Um novo projeto de lei está sendo debatido na Comissão de Constituição e Justiça (CCJ) da Assembleia Legislativa de Goiás, com o objetivo de reforçar a segurança e combater atos de agressão, racismo e vandalismo nos estádios de futebol do estado.
A proposta, de autoria do deputado estadual André do Premium (Avante), visa exigir que todos os estádios goianos estejam equipados com câmeras de monitoramento de 360º, incluindo dispositivos de reconhecimento facial.
O projeto de lei elaborado por André do Premium busca enfrentar o crescente problema de violência, vandalismo, gestos e atos racistas que têm ocorrido nos estádios de futebol, ginásios, arenas e demais locais de competições esportivas profissionais. O deputado argumenta que a identificação dos responsáveis por tais atos é um desafio, e a tecnologia de reconhecimento facial pode oferecer uma solução simples e eficaz.
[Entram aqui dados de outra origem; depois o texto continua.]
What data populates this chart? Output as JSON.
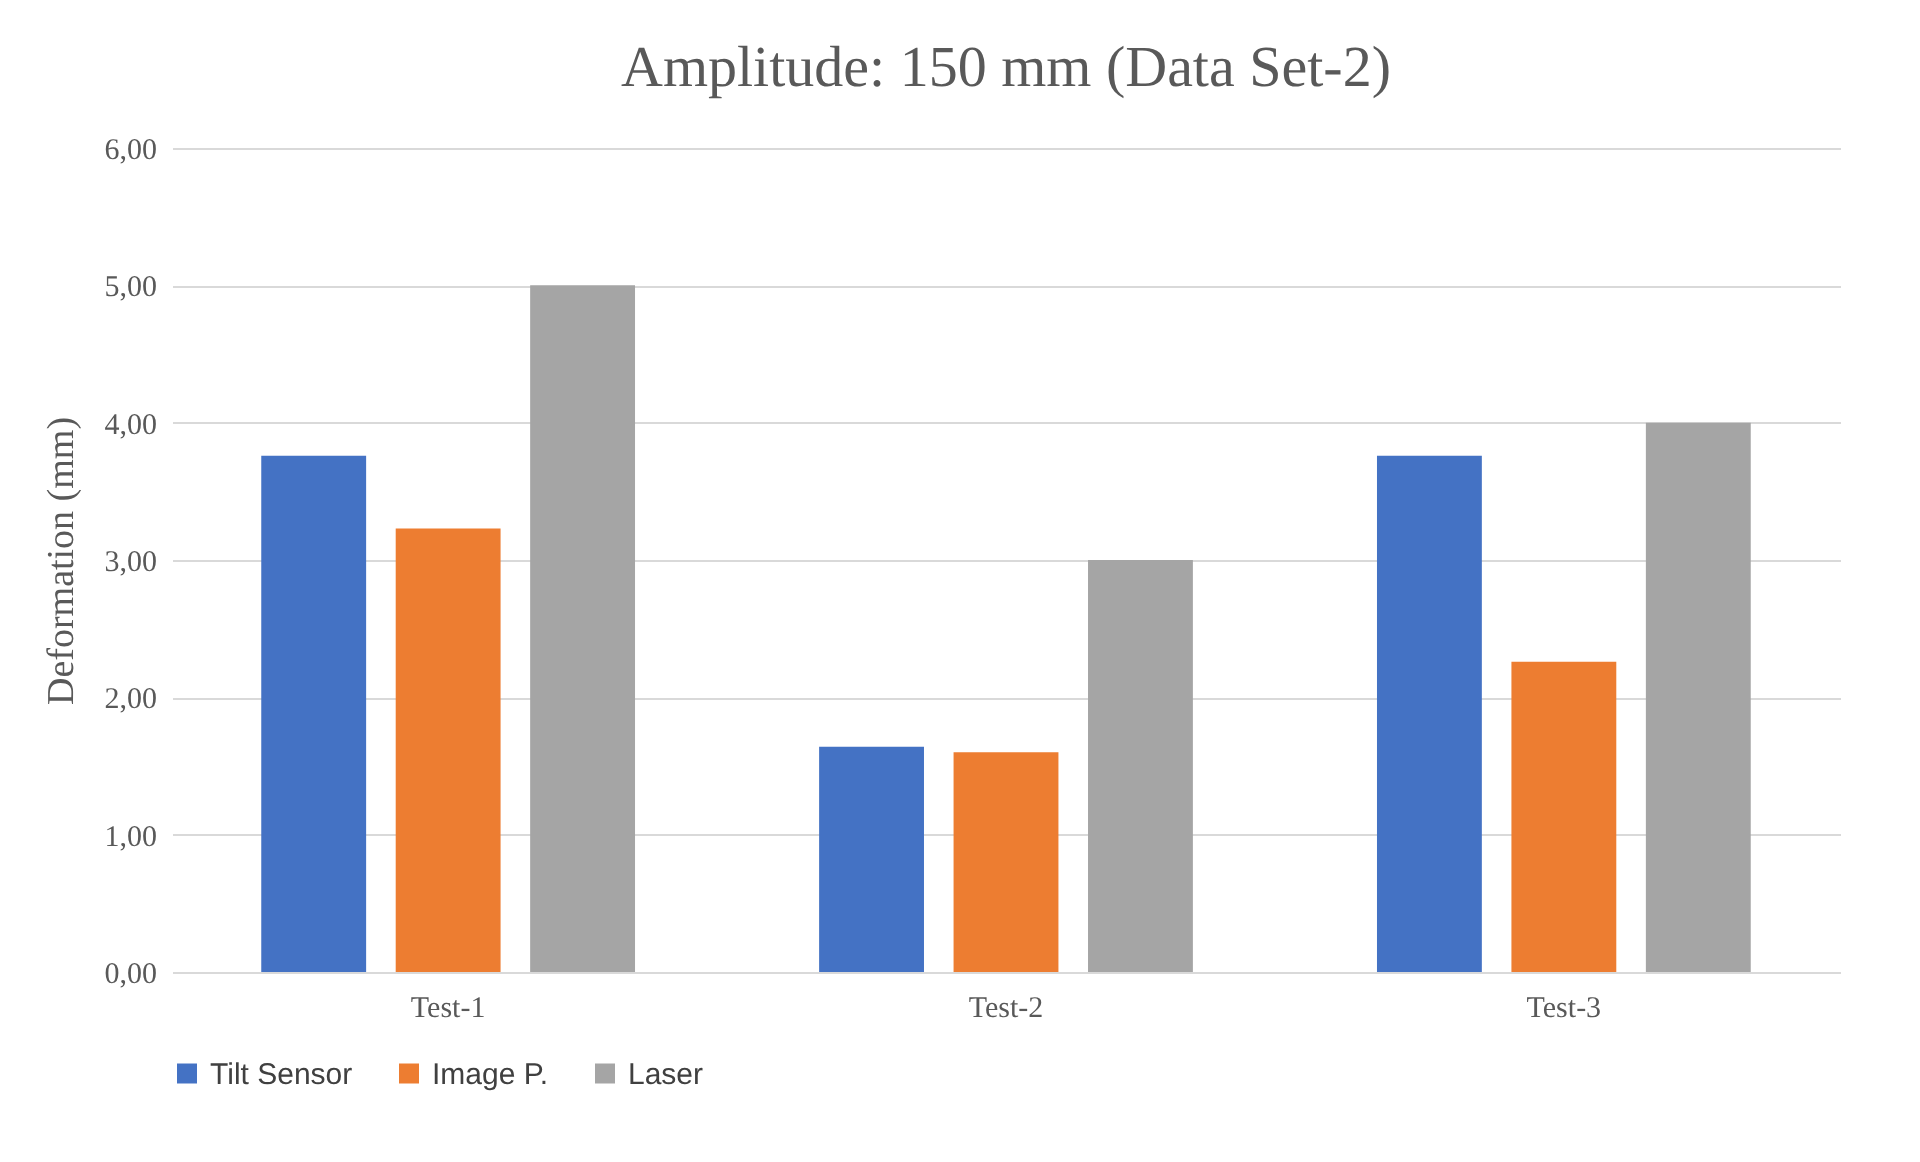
{
  "chart_data": {
    "type": "bar",
    "title": "Amplitude:  150 mm (Data Set-2)",
    "ylabel": "Deformation (mm)",
    "categories": [
      "Test-1",
      "Test-2",
      "Test-3"
    ],
    "series": [
      {
        "name": "Tilt Sensor",
        "color": "#4472c4",
        "values": [
          3.76,
          1.64,
          3.76
        ]
      },
      {
        "name": "Image P.",
        "color": "#ed7d31",
        "values": [
          3.23,
          1.6,
          2.26
        ]
      },
      {
        "name": "Laser",
        "color": "#a5a5a5",
        "values": [
          5.0,
          3.0,
          4.0
        ]
      }
    ],
    "ylim": [
      0,
      6
    ],
    "yticks": [
      {
        "value": 0,
        "label": "0,00"
      },
      {
        "value": 1,
        "label": "1,00"
      },
      {
        "value": 2,
        "label": "2,00"
      },
      {
        "value": 3,
        "label": "3,00"
      },
      {
        "value": 4,
        "label": "4,00"
      },
      {
        "value": 5,
        "label": "5,00"
      },
      {
        "value": 6,
        "label": "6,00"
      }
    ],
    "grid": "y",
    "legend": "bottom"
  }
}
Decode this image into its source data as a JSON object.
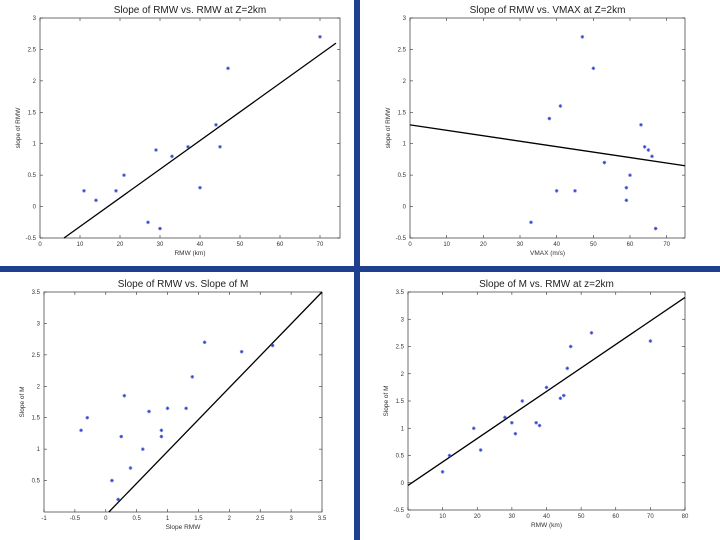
{
  "colors": {
    "divider": "#1f3f8f",
    "marker": "#3344cc",
    "fit_line": "#000000",
    "axis": "#333333"
  },
  "chart_data": [
    {
      "type": "scatter",
      "title": "Slope of RMW vs. RMW at Z=2km",
      "xlabel": "RMW (km)",
      "ylabel": "slope of RMW",
      "xlim": [
        0,
        75
      ],
      "ylim": [
        -0.5,
        3
      ],
      "xticks": [
        0,
        10,
        20,
        30,
        40,
        50,
        60,
        70
      ],
      "yticks": [
        -0.5,
        0,
        0.5,
        1,
        1.5,
        2,
        2.5,
        3
      ],
      "tick_labels_x": [
        "0",
        "10",
        "20",
        "30",
        "40",
        "50",
        "60",
        "70"
      ],
      "tick_labels_y": [
        "-0.5",
        "0",
        "0.5",
        "1",
        "1.5",
        "2",
        "2.5",
        "3"
      ],
      "points": {
        "x": [
          11,
          14,
          19,
          21,
          27,
          29,
          30,
          33,
          37,
          40,
          44,
          45,
          47,
          70
        ],
        "y": [
          0.25,
          0.1,
          0.25,
          0.5,
          -0.25,
          0.9,
          -0.35,
          0.8,
          0.95,
          0.3,
          1.3,
          0.95,
          2.2,
          2.7
        ]
      },
      "fit_line": {
        "x": [
          6,
          74
        ],
        "y": [
          -0.5,
          2.6
        ]
      }
    },
    {
      "type": "scatter",
      "title": "Slope of RMW vs. VMAX at Z=2km",
      "xlabel": "VMAX (m/s)",
      "ylabel": "slope of RMW",
      "xlim": [
        0,
        75
      ],
      "ylim": [
        -0.5,
        3
      ],
      "xticks": [
        0,
        10,
        20,
        30,
        40,
        50,
        60,
        70
      ],
      "yticks": [
        -0.5,
        0,
        0.5,
        1,
        1.5,
        2,
        2.5,
        3
      ],
      "tick_labels_x": [
        "0",
        "10",
        "20",
        "30",
        "40",
        "50",
        "60",
        "70"
      ],
      "tick_labels_y": [
        "-0.5",
        "0",
        "0.5",
        "1",
        "1.5",
        "2",
        "2.5",
        "3"
      ],
      "points": {
        "x": [
          33,
          38,
          40,
          41,
          45,
          47,
          50,
          53,
          59,
          59,
          60,
          63,
          64,
          65,
          66,
          67
        ],
        "y": [
          -0.25,
          1.4,
          0.25,
          1.6,
          0.25,
          2.7,
          2.2,
          0.7,
          0.3,
          0.1,
          0.5,
          1.3,
          0.95,
          0.9,
          0.8,
          -0.35
        ]
      },
      "fit_line": {
        "x": [
          0,
          75
        ],
        "y": [
          1.3,
          0.65
        ]
      }
    },
    {
      "type": "scatter",
      "title": "Slope of RMW vs. Slope of M",
      "xlabel": "Slope RMW",
      "ylabel": "Slope of M",
      "xlim": [
        -1,
        3.5
      ],
      "ylim": [
        0,
        3.5
      ],
      "xticks": [
        -1,
        -0.5,
        0,
        0.5,
        1,
        1.5,
        2,
        2.5,
        3,
        3.5
      ],
      "yticks": [
        0.5,
        1,
        1.5,
        2,
        2.5,
        3,
        3.5
      ],
      "tick_labels_x": [
        "-1",
        "-0.5",
        "0",
        "0.5",
        "1",
        "1.5",
        "2",
        "2.5",
        "3",
        "3.5"
      ],
      "tick_labels_y": [
        "0.5",
        "1",
        "1.5",
        "2",
        "2.5",
        "3",
        "3.5"
      ],
      "points": {
        "x": [
          -0.4,
          -0.3,
          0.1,
          0.2,
          0.25,
          0.3,
          0.4,
          0.6,
          0.7,
          0.9,
          0.9,
          1.0,
          1.3,
          1.4,
          1.6,
          2.2,
          2.7
        ],
        "y": [
          1.3,
          1.5,
          0.5,
          0.2,
          1.2,
          1.85,
          0.7,
          1.0,
          1.6,
          1.3,
          1.2,
          1.65,
          1.65,
          2.15,
          2.7,
          2.55,
          2.65
        ]
      },
      "fit_line": {
        "x": [
          0.05,
          3.5
        ],
        "y": [
          0,
          3.5
        ]
      }
    },
    {
      "type": "scatter",
      "title": "Slope of M vs. RMW at z=2km",
      "xlabel": "RMW (km)",
      "ylabel": "Slope of M",
      "xlim": [
        0,
        80
      ],
      "ylim": [
        -0.5,
        3.5
      ],
      "xticks": [
        0,
        10,
        20,
        30,
        40,
        50,
        60,
        70,
        80
      ],
      "yticks": [
        -0.5,
        0,
        0.5,
        1,
        1.5,
        2,
        2.5,
        3,
        3.5
      ],
      "tick_labels_x": [
        "0",
        "10",
        "20",
        "30",
        "40",
        "50",
        "60",
        "70",
        "80"
      ],
      "tick_labels_y": [
        "-0.5",
        "0",
        "0.5",
        "1",
        "1.5",
        "2",
        "2.5",
        "3",
        "3.5"
      ],
      "points": {
        "x": [
          10,
          12,
          19,
          21,
          28,
          30,
          31,
          33,
          37,
          38,
          40,
          44,
          45,
          46,
          47,
          53,
          70
        ],
        "y": [
          0.2,
          0.5,
          1.0,
          0.6,
          1.2,
          1.1,
          0.9,
          1.5,
          1.1,
          1.05,
          1.75,
          1.55,
          1.6,
          2.1,
          2.5,
          2.75,
          2.6
        ]
      },
      "fit_line": {
        "x": [
          0,
          80
        ],
        "y": [
          -0.05,
          3.4
        ]
      }
    }
  ]
}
“Um dos maiores problemas que temos é quanto à identificação dessas pessoas que cometem tais atos, sejam de vandalismo sejam de racismo. O que sem sombra de dúvidas teríamos uma resolução simples através da implantação das câmeras com a tecnologia de reconhecimento facial”, afirmou o deputado André do Premium.
As câmeras de reconhecimento facial têm sido amplamente usadas para manter vândalos e foragidos da justiça longe das partidas esportivas, além de identificar suspeitos ou torcedores específicos. A presença dessas câmeras, segundo o deputado, terá um efeito dissuasivo sobre a ação criminosa, uma vez que os infratores saberão que serão identificados. Em caso de crime, as câmeras poderão fornecer evidências valiosas para investigações posteriores.
Além disso, o projeto de lei propõe que as câmeras sejam posicionadas de maneira a registrar imagens de toda a torcida e pontos de concentração de torcedores, possibilitando um monitoramento abrangente dos recintos esportivos. Isso não apenas combateria o racismo e o vandalismo, mas também auxiliaria na localização de criminosos foragidos e de pessoas desaparecidas, oferecendo um serviço de grande importância para a segurança pública.
É importante ressaltar que a implantação desse sistema de vigilância por câmeras estaria em conformidade com a Lei Geral de Proteção de Dados (LGPD), sancionada em agosto de 2018 e em vigor desde agosto de 2020. A LGPD estabelece regras rigorosas para a coleta, armazenamento, compartilhamento e descarte de dados pessoais, garantindo a proteção dos cidadãos.
O projeto de lei de André do Premium representa uma iniciativa significativa para abordar questões críticas de segurança e discriminação nos eventos esportivos de Goiás, oferecendo uma solução baseada na tecnologia de reconhecimento facial e no monitoramento abrangente por câmeras de alta resolução. A proposta agora está em análise na CCJ, aguardando a próxima etapa de discussão e deliberação legislativa.